Diski was, however, curious about form in the structural or geometric sense. In nearly every story, a Cubist description or aside pops up. It’s most evident in the title story, subtitled “or the Origin of Cubism.” Through the lens of this artistic style, Diski explores how men see women and teach women to see themselves––and how that might lead to women disappearing––if not always so literally.

In the title story, a princess in a tower is introduced to the pleasures and cruelties of courtship by two knights: small quantities of delectable food, anticipation, disappointment, and learning to evaluate one’s appearance through another’s eyes. “[Seeing her reflection] was still very disturbing, and yet, there was something about it that she found pleasant,” the princess observes.
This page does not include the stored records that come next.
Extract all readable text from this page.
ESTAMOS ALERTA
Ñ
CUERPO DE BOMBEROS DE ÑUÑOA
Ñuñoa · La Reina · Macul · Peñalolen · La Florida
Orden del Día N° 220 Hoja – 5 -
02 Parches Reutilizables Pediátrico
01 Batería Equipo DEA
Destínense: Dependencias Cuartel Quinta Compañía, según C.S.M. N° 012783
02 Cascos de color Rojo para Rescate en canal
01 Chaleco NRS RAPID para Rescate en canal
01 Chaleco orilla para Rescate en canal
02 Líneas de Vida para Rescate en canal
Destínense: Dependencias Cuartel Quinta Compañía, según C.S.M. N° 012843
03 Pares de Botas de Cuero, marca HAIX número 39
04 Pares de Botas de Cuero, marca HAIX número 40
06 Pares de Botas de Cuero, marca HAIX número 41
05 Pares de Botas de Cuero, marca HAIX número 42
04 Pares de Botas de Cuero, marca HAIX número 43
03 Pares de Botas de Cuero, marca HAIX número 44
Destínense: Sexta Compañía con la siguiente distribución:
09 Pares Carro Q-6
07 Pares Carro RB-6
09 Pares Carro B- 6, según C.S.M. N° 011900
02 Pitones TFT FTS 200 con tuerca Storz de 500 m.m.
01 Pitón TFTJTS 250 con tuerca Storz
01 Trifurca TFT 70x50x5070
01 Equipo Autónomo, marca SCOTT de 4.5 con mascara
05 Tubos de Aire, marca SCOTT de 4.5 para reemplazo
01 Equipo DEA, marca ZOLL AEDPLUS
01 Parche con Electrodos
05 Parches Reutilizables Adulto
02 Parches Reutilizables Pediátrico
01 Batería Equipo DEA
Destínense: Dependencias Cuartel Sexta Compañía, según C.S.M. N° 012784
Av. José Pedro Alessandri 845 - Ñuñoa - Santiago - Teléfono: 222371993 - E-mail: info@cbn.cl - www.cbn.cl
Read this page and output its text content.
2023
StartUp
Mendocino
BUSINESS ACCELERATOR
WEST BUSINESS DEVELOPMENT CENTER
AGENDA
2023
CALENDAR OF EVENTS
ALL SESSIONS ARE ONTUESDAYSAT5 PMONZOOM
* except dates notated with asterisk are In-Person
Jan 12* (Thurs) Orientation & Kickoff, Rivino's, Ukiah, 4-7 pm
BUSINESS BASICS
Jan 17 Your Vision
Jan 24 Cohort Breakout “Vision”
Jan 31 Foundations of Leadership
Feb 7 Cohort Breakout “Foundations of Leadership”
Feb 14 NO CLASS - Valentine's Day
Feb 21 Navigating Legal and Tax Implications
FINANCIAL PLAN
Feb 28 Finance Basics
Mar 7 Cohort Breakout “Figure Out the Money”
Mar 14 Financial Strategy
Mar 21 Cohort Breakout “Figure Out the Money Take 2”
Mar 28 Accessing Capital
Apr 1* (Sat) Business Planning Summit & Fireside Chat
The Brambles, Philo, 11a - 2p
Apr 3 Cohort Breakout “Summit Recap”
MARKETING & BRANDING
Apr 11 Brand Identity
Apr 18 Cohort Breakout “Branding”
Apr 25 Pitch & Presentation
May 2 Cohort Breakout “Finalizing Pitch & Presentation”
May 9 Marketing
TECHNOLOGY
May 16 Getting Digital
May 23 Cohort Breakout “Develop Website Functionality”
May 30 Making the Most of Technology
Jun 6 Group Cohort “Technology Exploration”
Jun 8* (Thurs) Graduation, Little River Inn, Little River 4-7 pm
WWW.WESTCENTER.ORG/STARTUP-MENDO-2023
The two soldiers begin to scratch depictions of her body parts onto the mirror with their diamond rings, leaving her unable to see her own eyes and lips, and eventually, any part of herself. Their drawings are increasingly fragmented and unrealistic, “a buttock curved beside an anklebone; one ear rested on a fingernail.” That’s when the flesh-and-blood princess vanishes.

As Cubist painters did their muses, these soldiers remake the princess’s anatomy, simultaneously exploring and exploding her body. Drawing over her face, they echo Picasso replacing two prostitutes’ faces in Les Demoiselles d’Avignon with African masks. The princess’s disappearance makes no difference to the soldiers’ game of creation: They remain engaged in a conversation in which she herself is inconsequential.

The story implicitly rebukes a certain kind of male-dominated art which erases the women it purports to represent. In Diski’s hands, fiction instead brings them, idiosyncratically and wholly, to life––spiky humor, strange pleasures, and all.